What’s surprising is how neatly the story of Howards End fits into the story of Eric, Toby, Henry, and Leo. The conflicts of the novel (liberalism versus capitalism, art versus money) continue to rage, and Lopez’s characters occupy a world that seems to be as rapidly evolving as Forster’s was. Forster, a closeted gay man, marvels at the modern experiences he witnesses within the play. “You have allowed me to see what I could not have lived,” he says. “I think your lives are beautiful. And I know at what cost they have come.” It’s a profound moment of communion between the past and present that’s echoed in the conclusion of the first half of the play, as Eric gets some sense of the volume of gay men who lost their lives in the 1980s and 1990s.

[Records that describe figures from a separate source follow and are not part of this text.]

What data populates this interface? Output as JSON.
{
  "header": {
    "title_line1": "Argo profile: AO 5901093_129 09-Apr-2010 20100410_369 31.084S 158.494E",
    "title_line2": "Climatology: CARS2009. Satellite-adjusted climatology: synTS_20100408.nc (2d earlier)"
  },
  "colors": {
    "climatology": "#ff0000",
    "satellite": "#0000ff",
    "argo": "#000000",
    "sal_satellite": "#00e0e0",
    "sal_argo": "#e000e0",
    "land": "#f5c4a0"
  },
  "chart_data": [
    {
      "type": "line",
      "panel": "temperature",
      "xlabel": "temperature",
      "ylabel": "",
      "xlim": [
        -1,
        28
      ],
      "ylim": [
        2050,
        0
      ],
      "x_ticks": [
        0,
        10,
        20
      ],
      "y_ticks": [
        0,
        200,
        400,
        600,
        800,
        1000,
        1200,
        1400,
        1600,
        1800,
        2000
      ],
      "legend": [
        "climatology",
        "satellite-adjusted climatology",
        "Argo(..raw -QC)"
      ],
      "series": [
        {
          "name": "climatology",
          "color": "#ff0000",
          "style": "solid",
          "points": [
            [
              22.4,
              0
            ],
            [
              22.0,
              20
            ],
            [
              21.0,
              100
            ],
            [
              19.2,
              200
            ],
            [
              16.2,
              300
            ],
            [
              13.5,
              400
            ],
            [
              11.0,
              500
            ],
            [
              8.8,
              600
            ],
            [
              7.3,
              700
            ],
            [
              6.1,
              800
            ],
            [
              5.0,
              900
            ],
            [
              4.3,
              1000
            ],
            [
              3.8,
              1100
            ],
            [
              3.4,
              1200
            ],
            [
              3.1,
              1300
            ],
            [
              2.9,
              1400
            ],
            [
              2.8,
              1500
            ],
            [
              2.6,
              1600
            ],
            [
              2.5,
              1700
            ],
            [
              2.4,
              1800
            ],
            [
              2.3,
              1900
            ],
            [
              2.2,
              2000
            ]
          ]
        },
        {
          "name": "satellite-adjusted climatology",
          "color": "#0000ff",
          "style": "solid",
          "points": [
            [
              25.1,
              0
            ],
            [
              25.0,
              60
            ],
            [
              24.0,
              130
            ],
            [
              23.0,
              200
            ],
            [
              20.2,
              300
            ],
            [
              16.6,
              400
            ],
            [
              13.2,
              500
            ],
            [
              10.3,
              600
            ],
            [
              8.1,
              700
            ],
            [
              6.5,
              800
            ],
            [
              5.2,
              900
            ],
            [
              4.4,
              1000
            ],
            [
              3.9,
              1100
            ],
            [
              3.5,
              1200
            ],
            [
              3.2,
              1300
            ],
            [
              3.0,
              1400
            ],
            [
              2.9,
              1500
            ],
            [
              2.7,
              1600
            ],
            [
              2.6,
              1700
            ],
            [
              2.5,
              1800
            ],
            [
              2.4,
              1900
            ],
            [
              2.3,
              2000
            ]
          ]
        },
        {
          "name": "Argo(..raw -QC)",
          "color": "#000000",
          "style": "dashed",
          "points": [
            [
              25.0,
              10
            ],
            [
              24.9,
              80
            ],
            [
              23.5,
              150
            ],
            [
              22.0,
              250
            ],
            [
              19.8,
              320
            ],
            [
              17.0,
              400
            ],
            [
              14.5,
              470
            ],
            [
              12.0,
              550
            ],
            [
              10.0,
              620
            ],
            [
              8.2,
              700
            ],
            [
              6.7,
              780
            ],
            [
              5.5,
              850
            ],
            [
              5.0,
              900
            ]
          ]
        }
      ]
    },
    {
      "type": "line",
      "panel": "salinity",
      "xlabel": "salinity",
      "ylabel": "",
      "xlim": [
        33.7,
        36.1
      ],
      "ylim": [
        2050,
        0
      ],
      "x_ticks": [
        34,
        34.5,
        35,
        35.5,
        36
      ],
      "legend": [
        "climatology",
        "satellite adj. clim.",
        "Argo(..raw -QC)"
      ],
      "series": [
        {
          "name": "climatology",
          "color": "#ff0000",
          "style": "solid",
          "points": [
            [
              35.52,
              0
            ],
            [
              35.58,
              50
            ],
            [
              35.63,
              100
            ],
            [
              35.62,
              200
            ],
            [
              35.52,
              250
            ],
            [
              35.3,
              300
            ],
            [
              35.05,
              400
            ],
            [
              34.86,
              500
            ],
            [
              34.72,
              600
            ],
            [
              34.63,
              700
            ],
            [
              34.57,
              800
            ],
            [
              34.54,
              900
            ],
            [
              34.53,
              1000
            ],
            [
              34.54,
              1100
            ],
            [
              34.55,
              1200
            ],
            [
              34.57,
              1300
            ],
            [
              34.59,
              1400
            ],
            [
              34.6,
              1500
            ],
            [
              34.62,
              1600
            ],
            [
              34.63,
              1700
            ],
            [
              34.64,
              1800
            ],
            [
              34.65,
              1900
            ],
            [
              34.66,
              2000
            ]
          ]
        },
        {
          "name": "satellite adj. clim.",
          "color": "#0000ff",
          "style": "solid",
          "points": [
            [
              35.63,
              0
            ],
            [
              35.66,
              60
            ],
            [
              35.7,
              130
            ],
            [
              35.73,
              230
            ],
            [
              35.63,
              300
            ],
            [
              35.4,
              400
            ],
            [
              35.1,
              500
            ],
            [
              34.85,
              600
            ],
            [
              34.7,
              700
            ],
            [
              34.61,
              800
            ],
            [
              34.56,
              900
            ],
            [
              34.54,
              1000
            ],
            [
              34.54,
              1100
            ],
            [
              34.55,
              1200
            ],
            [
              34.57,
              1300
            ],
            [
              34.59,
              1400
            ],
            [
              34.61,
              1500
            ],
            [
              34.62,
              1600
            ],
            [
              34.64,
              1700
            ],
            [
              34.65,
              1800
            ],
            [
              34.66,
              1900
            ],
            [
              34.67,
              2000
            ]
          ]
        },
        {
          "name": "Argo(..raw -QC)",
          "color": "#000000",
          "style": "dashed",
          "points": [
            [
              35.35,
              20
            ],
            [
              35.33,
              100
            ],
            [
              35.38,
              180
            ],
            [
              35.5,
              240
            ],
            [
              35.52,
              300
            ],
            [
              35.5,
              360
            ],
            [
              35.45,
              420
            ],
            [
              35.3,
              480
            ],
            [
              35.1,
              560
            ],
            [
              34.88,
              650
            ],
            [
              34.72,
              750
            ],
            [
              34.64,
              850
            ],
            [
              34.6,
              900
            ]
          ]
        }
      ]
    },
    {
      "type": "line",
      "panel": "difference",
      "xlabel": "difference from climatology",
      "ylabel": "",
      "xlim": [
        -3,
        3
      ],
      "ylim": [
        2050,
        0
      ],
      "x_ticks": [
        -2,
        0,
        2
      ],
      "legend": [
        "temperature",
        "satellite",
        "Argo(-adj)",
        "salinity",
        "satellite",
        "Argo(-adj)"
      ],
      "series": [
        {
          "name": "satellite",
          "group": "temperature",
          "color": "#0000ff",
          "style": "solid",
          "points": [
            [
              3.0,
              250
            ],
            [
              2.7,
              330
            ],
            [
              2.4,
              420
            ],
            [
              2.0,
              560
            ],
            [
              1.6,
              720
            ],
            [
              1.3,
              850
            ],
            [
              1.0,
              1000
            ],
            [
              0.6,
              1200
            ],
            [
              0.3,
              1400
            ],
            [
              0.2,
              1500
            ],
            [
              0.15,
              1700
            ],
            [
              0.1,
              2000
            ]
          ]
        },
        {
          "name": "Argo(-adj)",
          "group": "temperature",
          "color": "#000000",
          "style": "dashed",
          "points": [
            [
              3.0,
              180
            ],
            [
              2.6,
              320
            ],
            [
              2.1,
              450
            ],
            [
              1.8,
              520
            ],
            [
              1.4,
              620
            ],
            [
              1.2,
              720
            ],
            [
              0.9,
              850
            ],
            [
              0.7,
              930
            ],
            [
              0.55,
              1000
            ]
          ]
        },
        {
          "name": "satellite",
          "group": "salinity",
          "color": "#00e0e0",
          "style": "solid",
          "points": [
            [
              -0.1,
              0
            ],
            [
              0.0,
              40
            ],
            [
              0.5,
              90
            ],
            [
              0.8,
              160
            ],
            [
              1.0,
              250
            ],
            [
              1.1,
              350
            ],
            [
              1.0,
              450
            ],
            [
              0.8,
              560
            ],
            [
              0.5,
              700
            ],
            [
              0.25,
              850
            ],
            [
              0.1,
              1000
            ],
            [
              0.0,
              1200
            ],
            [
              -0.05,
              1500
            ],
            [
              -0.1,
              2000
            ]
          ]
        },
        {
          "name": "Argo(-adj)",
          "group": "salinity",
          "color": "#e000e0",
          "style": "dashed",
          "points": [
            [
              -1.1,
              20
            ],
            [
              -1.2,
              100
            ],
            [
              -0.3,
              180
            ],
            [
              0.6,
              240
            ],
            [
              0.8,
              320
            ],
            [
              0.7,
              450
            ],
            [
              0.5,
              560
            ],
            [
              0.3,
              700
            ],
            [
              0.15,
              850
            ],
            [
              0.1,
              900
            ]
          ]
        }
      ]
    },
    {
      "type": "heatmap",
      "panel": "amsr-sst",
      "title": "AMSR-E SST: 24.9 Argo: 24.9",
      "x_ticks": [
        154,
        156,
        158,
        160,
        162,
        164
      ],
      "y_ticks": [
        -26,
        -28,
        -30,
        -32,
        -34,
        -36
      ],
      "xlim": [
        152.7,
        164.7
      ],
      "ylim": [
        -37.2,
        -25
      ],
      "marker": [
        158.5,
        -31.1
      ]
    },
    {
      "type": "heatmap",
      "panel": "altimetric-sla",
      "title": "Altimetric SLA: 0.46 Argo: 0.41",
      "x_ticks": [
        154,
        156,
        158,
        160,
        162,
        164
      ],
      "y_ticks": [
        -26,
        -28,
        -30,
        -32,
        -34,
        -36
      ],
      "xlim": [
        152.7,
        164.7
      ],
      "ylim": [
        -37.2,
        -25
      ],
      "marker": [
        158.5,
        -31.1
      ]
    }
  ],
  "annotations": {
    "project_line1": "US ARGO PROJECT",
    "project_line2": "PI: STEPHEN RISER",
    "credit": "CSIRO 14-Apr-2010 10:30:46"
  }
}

It’s in the second half that the play goes awry. Lopez shifts tone, becoming almost painfully earnest, and peppering the script with heavy, preachy pronouncements about the responsibilities gay men owe each other. The conclusion is drawn out even further by a scene that seems to have been written for Redgrave, playing the housekeeper at Walter’s beloved home upstate. The actress originally played the role of Ruth Wilcox in the 1992 film of Howards End, and while her casting is a neat moment of synergy between Lopez’s play and his source material, the extended interlude serves no narrative purpose and drags toward its end.
It’s also in the second half that the title’s secondary reference becomes clear. The Inheritance refers to a cultural heritage passed down from generation to generation of gay men, but it also refers to a literal inheritance—the disease one character describes as “a chain of infection that had been passed down over the years.” Lopez is explicit about his debt to Forster and Howards End, but he avoids referencing the works of culture that have shaped gay identity since then, many of which grapple with the AIDS era. The cultural and physical inheritances, though, are inextricably linked. Artists before Lopez faced a more urgent task—not just to define gay identity through art, but also to ensure it survived. The Inheritance, rooted in a work published more than a century ago, sometimes feels like it’s only telling half the story.